À Kolda et Sédhiou, les enquêteurs font face à un véritable casse-tête : celui de l’absence d’unité de police scientifique dans les régions. Face à la montée de la criminalité, ce manque constitue un véritable frein. La preuve livre Enquête, rapportant les propos d’un magistrat proche du dossier de l’assassinat de Samba Traoré, criblé de balles en 2015 : « Il y a beaucoup de zones d’ombre dans la procédure. D’abord, le premier manquement est lié à l’identification de la victime.

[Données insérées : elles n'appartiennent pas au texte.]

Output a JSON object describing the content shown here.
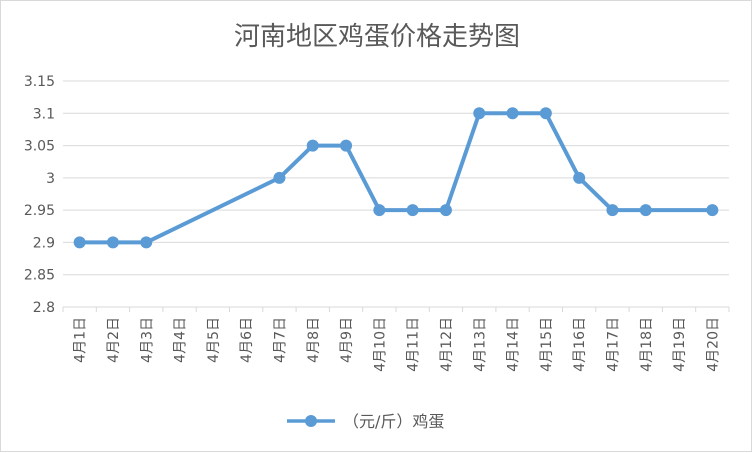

Car, il y avait un problème entre la victime qui est supposée être née en 1967 et le certificat de genre de mort qui fait état d’une personne âgée de 21 ans. »

Ensuite, il y a l’état du corps. Samba Traoré est décédé dans la nuit des faits et le lendemain, son corps, a été retrouvé. Le certificat de genre de mort délivré par Dr Djibril Sakhona Yansané a attesté que le corps était dans un état de décomposition. Ce qui n’est pas possible », selon les enquêteurs. Car, la dépouille a été retrouvée en moins de 12 heures et mise dans des conditions de conservation avant d’être évacuée à l’hôpital régional de Tambacounda pour autopsie. »

Enfin, « on nous dit que c’est un corps qui a été criblé de balles. Mais aucun élément et aucune analyse n’a été faite pour déterminer de quel type de balle il s’agit. S’il y avait la police scientifique, elle aurait permis de déterminer le temps durant lequel le crime a été commis, grâce à la balistique mais aussi de déterminer le temps durant lequel la crime a été commis et la nature de l’arme qui a été utilisée », estime le juge.
Dans cette affaire, Mamadou Camara, un vigile arrêté dans le cadre de l’enquête sera finalement relaxé à cause de l’absence de preuves, a noté l’interlocuteur du journal Enquête.